心怀遗憾之下,这位世家女就选择前往虔文阁渡心,意图消解自己的不甘心。”
后来
“她途径墨戎寨,又到了虔文阁,经虔文阁长老的渡心之后,便放下了执念。”
“然而等她回途墨戎的路上,却遇见个受重伤的昏迷不醒之人。”
“世家女出于怜悯,救了那人,带到了墨戎寨医治。”
“后来,那人醒了。经过世家女一番悉心照料,六个月的时间,两人之间已暗生了情愫。”
故事在亓鸩的口中出现了转折
“只是,还不等受伤这人痊愈离开,追杀他的魔族人就到了墨戎寨。
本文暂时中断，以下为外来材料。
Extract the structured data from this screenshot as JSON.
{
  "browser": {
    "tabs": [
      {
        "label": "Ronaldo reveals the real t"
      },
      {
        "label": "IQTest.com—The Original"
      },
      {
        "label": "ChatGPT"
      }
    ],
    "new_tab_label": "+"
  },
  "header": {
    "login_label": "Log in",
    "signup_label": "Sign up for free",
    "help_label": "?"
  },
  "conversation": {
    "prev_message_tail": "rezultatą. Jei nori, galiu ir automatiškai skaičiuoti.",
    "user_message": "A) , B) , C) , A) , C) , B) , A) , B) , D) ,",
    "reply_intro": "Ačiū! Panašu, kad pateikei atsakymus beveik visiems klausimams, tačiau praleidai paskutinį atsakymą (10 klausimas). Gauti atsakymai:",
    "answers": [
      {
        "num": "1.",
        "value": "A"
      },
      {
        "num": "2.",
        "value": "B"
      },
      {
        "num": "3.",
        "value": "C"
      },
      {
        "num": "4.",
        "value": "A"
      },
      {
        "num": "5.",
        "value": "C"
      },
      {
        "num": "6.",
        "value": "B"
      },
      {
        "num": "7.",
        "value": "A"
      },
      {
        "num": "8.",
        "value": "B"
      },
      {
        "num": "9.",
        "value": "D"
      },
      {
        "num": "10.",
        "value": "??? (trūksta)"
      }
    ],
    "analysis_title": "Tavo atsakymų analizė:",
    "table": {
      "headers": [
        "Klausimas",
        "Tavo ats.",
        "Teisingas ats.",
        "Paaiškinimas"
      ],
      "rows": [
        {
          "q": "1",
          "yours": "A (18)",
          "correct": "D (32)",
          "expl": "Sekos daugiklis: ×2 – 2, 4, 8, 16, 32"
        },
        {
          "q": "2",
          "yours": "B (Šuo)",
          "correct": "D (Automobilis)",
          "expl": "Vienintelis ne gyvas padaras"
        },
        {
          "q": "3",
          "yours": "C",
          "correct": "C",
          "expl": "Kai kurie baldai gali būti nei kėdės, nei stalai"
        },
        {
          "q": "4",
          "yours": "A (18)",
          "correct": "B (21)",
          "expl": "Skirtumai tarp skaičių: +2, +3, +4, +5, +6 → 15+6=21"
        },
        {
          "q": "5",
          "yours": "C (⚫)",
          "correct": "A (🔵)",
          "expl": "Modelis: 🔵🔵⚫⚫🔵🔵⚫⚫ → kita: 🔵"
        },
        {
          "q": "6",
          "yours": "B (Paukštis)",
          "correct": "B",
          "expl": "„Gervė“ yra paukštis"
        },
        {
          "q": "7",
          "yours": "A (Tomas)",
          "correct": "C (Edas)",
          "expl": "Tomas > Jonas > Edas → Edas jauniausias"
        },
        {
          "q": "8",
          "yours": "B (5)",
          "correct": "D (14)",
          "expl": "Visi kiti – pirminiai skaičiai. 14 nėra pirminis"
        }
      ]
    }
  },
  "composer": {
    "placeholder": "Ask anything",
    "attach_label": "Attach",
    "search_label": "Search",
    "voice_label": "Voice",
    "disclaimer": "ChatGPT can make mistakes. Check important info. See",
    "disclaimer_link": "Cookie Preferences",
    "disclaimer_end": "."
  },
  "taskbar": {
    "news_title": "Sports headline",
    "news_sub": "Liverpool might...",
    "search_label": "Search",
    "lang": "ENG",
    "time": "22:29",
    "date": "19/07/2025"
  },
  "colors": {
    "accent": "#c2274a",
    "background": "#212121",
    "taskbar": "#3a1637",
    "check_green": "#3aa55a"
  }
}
”
“那一次,
墨戎与魔族混战中死了不少人。”
“从此,外人再不能在这里留下逾五天。并且不能过多与村中人接触,不能胡乱走动,无论何事都要尽数听寨中安排。”
任晚也是今日才知,墨戎背后还有这样的一件事。
不过,亓鸩的话似乎还未讲完。
“那受伤之人在混战中与那世家女分开了,再寻不到。而那世家女黯然神伤,回了家中,打算做些什么为墨戎之事赎罪。”
“然而,上天给她开了个巨大的玩笑,她有了那人的身孕。”
“后来,她这一生都在为了墨戎的事补偿,只不过她的一生太过短暂。”
亓鸩忽而冷嘲轻笑了一声,“她生下了那人的孩子,便去了。”
好一个唏嘘的故事,但更为奇异的是,任晚能明显察觉亓鸩在讲这件的情绪波动。
该不会是!?
任晚猛地看向亓鸩。
“阿晚啊,我还没告诉你那世家女的名姓吧。”
“她名——亓絮禅。”
这是一个极度长久的空滞,无意间,任晚甚至屏住了自己的呼吸。